2010 Franklin medal and prize

Professor Thomas Duke

University College London

For the application of physical principles to the development of elegant molecular sorting devices, for providing new insights into the organising principles of cells and for his primary contributions to a new generation of theories of how the inner ear works.

Professor Thomas Duke first worked on DNA separation technology, providing a theoretical elucidation of the microscopic dynamics underlying the capillary electrophoresis methods. The work has enabled high-throughput DNA sequencing and the pulsed field gel electrophoresis techniques used in DNA fingerprinting. He pioneered the development of microfluidic separation methods, demonstrating that they could analyse DNA in seconds rather than hours, and introduced the concept of continuous lateral separation in asymmetric arrays of microfabricated pillars. The ideas are now being developed to sort blood cells, viruses and nanoparticles. Duke's research on the physical basis of cellular processes has focussed on sensory and motor systems. 
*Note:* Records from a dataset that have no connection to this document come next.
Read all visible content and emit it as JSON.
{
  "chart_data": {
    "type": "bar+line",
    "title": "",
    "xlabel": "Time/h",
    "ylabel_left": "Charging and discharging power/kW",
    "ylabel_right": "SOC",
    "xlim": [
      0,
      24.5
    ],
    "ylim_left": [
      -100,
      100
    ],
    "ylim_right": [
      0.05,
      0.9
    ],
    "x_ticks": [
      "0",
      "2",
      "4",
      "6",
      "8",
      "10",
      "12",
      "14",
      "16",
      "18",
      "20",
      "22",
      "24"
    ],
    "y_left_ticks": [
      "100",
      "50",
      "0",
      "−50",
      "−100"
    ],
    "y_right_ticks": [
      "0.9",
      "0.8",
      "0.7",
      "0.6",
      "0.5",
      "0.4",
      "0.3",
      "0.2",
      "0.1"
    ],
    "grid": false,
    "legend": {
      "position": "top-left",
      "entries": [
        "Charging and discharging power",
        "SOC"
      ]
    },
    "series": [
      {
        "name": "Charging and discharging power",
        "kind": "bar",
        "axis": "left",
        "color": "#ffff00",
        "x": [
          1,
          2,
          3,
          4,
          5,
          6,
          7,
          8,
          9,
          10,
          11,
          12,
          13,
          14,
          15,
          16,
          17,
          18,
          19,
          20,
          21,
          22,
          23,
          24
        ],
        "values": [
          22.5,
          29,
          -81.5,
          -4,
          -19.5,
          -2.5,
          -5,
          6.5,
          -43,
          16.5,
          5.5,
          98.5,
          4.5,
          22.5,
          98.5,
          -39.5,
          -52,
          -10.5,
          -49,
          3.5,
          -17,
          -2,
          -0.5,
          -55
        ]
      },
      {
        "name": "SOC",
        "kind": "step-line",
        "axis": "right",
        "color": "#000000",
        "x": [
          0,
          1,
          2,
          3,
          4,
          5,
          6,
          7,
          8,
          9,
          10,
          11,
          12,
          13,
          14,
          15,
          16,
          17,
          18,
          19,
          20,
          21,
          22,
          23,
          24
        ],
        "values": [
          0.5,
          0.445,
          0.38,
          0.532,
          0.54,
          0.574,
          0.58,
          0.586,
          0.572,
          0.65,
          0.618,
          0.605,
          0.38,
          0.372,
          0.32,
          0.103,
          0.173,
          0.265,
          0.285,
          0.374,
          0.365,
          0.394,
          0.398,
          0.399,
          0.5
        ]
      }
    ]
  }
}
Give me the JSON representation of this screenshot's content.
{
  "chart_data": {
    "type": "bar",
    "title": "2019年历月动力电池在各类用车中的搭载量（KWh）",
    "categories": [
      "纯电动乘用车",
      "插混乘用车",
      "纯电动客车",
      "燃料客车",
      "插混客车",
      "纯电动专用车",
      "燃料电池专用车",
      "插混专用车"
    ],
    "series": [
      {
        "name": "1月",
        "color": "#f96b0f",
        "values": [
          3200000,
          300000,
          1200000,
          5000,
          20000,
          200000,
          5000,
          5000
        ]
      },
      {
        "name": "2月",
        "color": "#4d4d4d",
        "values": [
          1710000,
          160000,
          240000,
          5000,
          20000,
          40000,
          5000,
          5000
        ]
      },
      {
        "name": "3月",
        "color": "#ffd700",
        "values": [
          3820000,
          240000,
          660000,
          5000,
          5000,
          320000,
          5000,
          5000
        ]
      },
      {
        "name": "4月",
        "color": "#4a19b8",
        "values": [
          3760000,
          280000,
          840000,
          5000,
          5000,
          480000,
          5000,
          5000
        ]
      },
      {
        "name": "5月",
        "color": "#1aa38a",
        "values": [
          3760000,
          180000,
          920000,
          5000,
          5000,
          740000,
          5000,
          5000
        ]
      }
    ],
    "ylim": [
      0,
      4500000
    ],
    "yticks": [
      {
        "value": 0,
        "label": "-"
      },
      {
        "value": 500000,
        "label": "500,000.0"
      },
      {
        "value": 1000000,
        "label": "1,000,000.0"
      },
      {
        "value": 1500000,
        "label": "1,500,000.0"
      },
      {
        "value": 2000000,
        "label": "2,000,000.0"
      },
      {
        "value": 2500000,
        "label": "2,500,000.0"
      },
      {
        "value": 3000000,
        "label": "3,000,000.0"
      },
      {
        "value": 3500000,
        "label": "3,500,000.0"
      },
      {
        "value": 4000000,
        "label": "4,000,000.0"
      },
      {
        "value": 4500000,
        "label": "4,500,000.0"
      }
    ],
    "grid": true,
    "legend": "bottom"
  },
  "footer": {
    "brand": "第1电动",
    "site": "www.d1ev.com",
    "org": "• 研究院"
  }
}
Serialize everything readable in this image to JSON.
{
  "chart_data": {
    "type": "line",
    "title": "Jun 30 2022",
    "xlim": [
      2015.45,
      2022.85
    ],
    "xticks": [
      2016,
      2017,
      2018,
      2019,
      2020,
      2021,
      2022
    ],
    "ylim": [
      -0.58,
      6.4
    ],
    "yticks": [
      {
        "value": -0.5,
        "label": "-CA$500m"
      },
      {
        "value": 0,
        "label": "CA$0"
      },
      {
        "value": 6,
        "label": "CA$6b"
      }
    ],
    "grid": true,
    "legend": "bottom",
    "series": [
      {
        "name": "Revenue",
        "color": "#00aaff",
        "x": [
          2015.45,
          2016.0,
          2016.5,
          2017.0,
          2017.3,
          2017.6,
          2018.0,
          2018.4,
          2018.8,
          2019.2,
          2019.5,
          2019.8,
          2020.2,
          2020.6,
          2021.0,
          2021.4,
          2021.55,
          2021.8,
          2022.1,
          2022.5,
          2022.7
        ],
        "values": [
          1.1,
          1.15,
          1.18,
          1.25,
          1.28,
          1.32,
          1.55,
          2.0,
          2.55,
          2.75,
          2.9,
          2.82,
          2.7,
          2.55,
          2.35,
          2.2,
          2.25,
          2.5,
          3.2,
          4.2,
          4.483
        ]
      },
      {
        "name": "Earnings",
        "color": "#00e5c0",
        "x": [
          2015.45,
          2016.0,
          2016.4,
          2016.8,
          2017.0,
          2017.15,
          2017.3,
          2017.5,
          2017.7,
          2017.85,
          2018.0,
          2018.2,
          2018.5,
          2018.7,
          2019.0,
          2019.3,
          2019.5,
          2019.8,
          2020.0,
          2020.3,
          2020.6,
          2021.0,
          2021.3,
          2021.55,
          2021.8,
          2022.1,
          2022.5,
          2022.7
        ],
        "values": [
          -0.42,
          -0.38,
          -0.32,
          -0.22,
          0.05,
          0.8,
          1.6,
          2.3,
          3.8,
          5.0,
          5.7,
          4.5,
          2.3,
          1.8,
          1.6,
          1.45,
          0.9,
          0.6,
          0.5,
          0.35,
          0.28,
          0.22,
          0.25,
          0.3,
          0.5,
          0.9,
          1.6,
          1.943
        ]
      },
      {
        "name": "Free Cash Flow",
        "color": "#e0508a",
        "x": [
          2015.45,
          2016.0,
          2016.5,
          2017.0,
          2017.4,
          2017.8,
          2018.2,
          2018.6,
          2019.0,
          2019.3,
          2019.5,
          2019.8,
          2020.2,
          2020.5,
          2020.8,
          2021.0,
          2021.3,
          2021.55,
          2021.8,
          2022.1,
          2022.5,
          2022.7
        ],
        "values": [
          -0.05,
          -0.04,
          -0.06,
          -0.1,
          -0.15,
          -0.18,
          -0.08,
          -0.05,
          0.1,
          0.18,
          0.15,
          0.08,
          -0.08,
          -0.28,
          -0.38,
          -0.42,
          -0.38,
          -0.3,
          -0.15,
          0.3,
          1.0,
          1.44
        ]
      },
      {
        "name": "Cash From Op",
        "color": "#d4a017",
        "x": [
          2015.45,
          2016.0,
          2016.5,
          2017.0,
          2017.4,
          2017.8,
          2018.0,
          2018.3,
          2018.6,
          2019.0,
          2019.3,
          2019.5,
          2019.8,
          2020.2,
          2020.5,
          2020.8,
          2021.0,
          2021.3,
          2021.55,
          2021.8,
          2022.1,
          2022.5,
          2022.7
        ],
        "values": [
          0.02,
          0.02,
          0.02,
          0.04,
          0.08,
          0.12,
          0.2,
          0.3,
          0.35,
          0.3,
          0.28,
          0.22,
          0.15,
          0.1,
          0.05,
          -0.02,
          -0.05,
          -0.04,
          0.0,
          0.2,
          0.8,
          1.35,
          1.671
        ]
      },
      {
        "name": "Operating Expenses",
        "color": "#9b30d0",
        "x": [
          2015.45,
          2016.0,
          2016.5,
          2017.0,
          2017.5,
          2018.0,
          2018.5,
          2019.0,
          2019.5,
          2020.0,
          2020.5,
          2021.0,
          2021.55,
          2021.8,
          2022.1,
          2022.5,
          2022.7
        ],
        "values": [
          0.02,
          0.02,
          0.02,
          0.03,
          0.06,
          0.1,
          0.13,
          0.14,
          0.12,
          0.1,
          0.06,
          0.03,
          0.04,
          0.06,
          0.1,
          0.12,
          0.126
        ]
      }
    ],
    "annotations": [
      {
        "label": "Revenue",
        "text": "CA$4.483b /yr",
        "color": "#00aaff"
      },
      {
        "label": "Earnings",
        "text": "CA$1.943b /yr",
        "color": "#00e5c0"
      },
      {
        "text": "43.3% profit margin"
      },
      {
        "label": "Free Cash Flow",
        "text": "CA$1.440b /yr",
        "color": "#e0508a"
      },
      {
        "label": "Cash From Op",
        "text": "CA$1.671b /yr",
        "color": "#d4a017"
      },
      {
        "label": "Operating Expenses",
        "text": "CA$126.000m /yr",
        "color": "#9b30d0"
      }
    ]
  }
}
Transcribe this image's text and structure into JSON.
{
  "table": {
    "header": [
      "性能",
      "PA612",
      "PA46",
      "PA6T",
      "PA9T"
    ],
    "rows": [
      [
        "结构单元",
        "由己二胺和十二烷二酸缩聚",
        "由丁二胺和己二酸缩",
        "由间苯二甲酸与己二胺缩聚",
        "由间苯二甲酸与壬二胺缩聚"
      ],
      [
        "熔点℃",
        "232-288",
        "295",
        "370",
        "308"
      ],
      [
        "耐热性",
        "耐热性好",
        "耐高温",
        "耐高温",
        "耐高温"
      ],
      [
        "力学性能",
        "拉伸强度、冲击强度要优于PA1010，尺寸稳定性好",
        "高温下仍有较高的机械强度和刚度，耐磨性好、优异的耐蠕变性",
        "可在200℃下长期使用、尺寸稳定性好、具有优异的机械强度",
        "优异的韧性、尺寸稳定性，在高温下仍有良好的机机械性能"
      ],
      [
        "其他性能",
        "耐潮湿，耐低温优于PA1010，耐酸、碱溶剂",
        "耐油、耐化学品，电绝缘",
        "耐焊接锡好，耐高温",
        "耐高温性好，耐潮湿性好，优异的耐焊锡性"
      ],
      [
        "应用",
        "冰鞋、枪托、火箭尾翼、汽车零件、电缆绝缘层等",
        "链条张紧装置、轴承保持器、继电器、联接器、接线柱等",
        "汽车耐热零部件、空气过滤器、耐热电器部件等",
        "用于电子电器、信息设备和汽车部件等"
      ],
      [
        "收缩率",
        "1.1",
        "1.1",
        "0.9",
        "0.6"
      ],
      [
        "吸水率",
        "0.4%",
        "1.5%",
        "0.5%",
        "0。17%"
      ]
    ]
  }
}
He has shown how the molecular structure of the myosin protein is designed to permit many molecules to work together efficiently to drive muscle contraction. His work on the clustering of membrane receptors, showing that neighbouring receptors can significantly enhance a cell's internal response to extracellular signals, has been very influential. The theory was initially developed to explain the remarkable chemosensory ability of bacteria, but has since found applications in a wide range of receptor systems. 

Duke has also shown that the propagation of allosteric states in multiprotein complexes can account for the stochastic switching of the bacterial rotary motor. Duke was one of the proponents of the concept of 'self-tuned criticality', which posits that sensory systems achieve the combination of high sensitivity and wide dynamic range by being poised at the onset of an instability. This theory has been strikingly confirmed in the auditory system of lower vertebrates, where the sensory hair bundles have been found to oscillate spontaneously and respond to mechanical stimuli in a characteristic nonlinear fashion. 

While the extension of this theory to human hearing remains tentative, Duke has shown that it is consistent with the observed propagation of nonlinear waves within the cochlea that carry sound energy of different frequencies to different locations, and that it can provide an explanation of a wide range of psychophysical phenomena.